Here’s the set of possible numbers of stems that will satisfy these constraints (and thus work for this weaving pattern):

\[n \in \{14, 18, 22, 26, 30, 34, 38\}\]

For a given weaving pattern and offset, how many stems should we use?

Let’s identify the variables and find a general set of constraints. We’ll call the pattern width \(p\) and the offset \(o\). In the above example, \(p = 4\) (from “2-over-2-under”) and \(o = 2\) (since we want the pattern on subsequent rows to be shifted over by 2 stems).

We want to find the number of stems \(n\) satisfying the equations:

\[o \equiv n\bmod p\] \[3 \times p \leq n \leq 40\]

As another example, suppose we want to weave a pattern of 2-over-3-under with an offset of 1—this makes a pretty spiraling pattern. Let’s just plug in \(2 + 3 = 5\) for \(p\) and 1 for \(o\) and solve:

\[n \in \{16, 21, 26, 31, 36\}\]

Our pattern should work if our number of stems is equal to any of these solutions (the wand photographed here uses this pattern with 21 stems).

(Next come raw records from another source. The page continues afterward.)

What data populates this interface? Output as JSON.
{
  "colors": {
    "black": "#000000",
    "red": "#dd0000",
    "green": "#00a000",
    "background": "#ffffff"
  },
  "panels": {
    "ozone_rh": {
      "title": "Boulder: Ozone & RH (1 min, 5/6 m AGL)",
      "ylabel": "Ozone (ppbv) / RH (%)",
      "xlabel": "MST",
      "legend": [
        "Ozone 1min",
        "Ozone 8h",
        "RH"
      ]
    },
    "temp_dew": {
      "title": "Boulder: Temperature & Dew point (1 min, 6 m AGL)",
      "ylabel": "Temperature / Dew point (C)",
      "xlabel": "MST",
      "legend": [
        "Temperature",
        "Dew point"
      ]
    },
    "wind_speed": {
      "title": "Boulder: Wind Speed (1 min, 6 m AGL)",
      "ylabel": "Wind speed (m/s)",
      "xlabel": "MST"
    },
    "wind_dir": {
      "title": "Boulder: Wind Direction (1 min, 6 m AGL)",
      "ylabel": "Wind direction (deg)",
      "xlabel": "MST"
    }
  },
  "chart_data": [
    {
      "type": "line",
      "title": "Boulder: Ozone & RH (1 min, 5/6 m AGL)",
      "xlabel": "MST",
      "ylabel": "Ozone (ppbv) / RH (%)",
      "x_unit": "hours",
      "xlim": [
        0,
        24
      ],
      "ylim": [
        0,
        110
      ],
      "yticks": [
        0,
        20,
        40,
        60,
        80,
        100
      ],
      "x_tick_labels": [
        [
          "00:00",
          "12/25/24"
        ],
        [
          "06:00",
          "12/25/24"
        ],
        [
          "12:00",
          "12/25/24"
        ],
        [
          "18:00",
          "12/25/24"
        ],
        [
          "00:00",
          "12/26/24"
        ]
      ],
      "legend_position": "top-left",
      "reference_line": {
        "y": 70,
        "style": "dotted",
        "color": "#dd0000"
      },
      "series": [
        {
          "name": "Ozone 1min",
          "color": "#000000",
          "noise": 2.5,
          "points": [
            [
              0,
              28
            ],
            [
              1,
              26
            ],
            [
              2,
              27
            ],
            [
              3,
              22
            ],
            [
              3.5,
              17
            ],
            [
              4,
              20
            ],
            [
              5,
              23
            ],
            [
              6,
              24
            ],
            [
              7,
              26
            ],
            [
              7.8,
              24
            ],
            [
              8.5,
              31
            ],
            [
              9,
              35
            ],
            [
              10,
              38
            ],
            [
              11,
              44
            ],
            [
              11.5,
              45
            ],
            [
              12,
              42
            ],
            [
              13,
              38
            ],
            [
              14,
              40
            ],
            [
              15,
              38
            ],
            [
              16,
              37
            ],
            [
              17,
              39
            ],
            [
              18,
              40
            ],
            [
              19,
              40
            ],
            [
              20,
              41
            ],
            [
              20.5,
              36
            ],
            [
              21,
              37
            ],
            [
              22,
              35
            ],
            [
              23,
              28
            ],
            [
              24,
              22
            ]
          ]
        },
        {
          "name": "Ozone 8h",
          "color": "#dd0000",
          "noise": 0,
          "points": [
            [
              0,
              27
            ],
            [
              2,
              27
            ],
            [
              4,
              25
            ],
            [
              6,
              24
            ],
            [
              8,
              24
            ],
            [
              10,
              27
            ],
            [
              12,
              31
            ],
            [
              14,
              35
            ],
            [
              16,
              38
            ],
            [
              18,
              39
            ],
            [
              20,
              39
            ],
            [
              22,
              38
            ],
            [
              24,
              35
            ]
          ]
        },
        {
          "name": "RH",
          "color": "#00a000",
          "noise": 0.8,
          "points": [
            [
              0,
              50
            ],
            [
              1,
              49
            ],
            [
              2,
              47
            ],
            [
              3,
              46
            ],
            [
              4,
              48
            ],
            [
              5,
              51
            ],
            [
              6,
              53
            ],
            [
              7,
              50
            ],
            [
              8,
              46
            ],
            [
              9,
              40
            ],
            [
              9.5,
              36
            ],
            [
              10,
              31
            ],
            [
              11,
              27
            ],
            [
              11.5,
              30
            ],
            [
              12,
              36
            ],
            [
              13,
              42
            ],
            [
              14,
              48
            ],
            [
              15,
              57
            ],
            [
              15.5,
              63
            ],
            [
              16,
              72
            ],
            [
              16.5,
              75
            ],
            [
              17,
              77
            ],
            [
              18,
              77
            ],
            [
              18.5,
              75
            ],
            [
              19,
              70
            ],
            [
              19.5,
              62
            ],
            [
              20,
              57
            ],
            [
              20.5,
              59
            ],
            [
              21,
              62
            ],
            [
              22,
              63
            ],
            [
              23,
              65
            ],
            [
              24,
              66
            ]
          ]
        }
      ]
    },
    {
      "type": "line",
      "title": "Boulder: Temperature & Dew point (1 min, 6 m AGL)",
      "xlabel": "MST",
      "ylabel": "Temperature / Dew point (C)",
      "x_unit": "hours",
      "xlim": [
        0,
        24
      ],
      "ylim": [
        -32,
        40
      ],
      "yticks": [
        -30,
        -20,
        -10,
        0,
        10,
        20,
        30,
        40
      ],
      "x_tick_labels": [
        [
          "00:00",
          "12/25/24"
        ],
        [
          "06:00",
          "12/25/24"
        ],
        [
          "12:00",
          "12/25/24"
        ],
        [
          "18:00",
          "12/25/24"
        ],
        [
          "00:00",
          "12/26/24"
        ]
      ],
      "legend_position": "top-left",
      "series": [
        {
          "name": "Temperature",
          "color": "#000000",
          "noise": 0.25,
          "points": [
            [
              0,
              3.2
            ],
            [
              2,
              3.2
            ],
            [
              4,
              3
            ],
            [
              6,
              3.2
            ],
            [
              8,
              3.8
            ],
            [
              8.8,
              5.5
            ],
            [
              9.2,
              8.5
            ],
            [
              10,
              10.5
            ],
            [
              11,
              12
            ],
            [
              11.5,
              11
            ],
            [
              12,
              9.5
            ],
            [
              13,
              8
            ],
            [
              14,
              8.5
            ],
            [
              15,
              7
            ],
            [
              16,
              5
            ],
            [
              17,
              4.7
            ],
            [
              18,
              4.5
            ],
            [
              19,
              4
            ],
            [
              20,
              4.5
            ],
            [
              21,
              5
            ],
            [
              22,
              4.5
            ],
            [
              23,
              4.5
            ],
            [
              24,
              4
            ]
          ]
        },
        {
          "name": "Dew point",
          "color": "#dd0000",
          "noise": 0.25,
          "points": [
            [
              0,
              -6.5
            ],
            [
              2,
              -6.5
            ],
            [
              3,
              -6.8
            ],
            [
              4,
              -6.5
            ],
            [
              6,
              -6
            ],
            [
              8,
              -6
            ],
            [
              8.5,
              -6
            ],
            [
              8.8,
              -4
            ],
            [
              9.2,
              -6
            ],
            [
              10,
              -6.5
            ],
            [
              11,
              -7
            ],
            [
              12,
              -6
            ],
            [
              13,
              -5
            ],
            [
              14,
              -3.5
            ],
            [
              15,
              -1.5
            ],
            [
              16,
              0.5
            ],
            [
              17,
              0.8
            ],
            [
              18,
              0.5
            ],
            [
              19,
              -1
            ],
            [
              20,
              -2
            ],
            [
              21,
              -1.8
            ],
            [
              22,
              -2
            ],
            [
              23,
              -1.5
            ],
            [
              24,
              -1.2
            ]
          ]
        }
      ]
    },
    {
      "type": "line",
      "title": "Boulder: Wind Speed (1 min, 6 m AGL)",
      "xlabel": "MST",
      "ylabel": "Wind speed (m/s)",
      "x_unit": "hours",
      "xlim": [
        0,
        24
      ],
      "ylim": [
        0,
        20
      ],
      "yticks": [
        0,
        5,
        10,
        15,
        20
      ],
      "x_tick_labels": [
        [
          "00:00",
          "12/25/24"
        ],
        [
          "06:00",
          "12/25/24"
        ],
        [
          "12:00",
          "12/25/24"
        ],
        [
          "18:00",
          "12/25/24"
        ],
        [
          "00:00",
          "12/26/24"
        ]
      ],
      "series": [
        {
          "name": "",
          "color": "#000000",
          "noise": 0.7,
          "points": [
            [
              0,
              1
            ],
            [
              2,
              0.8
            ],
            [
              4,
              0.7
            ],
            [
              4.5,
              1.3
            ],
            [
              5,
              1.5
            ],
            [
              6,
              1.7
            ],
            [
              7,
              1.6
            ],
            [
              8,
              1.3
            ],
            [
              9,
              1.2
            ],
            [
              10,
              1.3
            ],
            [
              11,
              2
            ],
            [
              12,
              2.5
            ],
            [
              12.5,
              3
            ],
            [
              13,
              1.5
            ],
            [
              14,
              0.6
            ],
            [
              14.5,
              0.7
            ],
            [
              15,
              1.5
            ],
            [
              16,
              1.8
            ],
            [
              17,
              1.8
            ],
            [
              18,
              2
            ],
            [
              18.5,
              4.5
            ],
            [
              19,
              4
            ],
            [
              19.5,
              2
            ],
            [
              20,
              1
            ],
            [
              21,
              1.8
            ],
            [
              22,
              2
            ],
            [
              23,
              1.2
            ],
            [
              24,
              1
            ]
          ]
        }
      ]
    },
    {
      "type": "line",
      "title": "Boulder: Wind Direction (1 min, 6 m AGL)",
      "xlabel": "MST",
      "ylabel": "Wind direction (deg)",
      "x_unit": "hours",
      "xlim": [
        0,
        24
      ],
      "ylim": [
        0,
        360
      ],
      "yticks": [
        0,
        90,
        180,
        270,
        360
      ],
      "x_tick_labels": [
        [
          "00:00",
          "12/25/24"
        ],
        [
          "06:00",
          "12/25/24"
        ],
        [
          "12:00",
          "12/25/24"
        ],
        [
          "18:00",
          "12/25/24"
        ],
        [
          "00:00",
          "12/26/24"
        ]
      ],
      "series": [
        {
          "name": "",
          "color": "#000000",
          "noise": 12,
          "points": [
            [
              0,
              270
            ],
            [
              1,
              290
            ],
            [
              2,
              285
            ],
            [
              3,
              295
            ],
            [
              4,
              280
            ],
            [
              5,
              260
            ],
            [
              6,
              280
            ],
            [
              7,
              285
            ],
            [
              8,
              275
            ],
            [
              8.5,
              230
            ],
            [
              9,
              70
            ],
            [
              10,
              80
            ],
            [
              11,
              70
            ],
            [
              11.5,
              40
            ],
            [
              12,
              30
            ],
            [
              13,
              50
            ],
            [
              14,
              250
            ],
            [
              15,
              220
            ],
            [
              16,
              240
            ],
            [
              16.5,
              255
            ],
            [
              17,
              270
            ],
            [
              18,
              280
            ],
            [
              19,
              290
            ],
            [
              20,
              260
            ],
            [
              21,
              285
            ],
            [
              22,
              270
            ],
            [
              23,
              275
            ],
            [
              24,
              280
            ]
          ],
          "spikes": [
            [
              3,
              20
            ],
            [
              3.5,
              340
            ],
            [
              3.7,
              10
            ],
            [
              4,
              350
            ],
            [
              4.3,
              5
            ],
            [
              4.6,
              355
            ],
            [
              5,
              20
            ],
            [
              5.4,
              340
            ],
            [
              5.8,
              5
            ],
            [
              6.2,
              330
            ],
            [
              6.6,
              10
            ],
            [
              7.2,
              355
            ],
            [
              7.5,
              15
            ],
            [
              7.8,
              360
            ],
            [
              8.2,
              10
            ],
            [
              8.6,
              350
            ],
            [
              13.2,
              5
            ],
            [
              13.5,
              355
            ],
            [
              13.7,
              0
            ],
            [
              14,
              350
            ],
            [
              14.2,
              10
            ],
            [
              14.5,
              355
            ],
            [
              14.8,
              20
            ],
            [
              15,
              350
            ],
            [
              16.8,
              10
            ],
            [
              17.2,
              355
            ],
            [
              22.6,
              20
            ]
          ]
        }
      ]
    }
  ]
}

A Lavender Wand Stem Count Calculator

Now that we’ve got this system of constraints, we might as well whip up some code so we won’t have to solve it by hand any more.

Width of the pattern:

Number of stems to offset each row:

If you’ve got a blooming lavender bush nearby, give it a shot! Weaving a lavender wand is awfully relaxing, and it’s easy to experiment with nifty patterns.